With Johnson buffeted by the Covid pandemic and subject to seemingly random changes of mind, Sunak has won the admiration and loyalty of staff making up the joint Downing Street team — mainly by being very good at his job and highly professional in his dealings with them.

One key takeaway from this week’s tax hike is that traditional Treasury concerns about sound public finances have been reasserted by Sunak. Higher spending has been funded via a major tax increase rather than yet more borrowing. While that does not quite represent a move towards the ‘austerity’ that Johnson has always opposed, it does bring an end to the PM’s cakeist approach of raising expenditure without matching moves to raise the revenue to pay for it. A form of fiscal conservatism is being reimposed. This leaves the PM confessing to a breach of a manifesto commitment and may turn more Tory voters against him.

So could anything stop the rise and rise of Rishi Sunak?
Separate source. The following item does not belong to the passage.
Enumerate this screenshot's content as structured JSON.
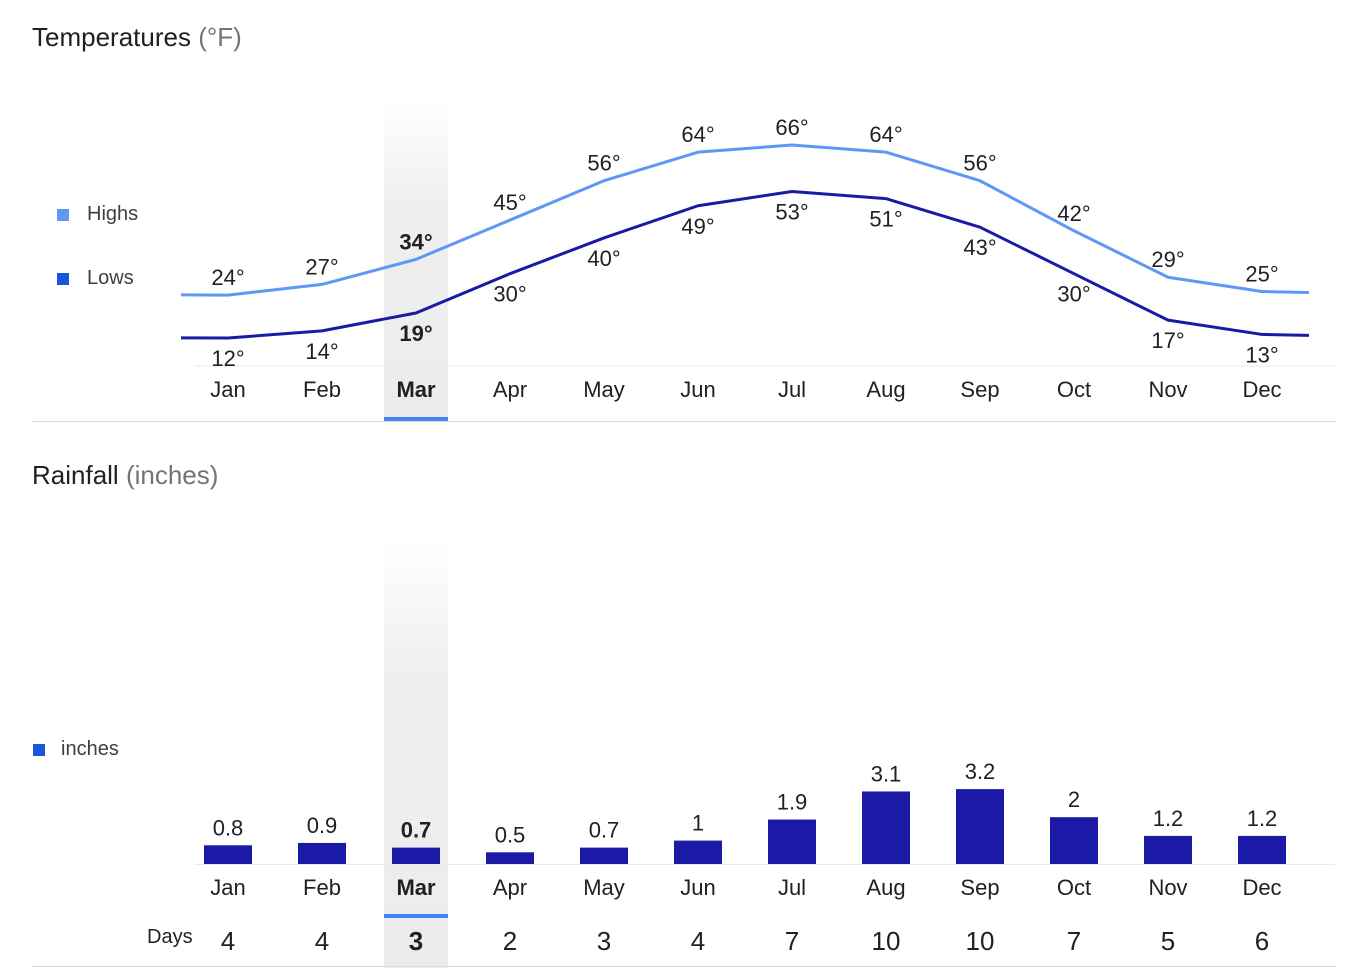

Well yes, actually. For a start, the Chancellor will soon have to take some flak of his own when he unveils a spending review that is bound to be eye-wateringly tight for important parts of the public realm like the police, the courts and local government.  Inflation and rising interest rates will also test his mettle.

Secondly, there are few more perilous positions in Tory politics than that of heir presumptive — as the likes of George Osborne and Michael Portillo could testify. The supposed successor is there to be shot at. None of the current cabinet seem able to beat Rishi. But there is no sign of Boris Johnson taking his leave anytime soon and plenty of talent rising through the ministerial ranks.

Sunak’s best chance of fending off all-comers will be by becoming Johnson’s own preferred successor. Given current reports of scratchiness between No. 10 and 11, that may appear unlikely. But never put anything past a Goldenballs.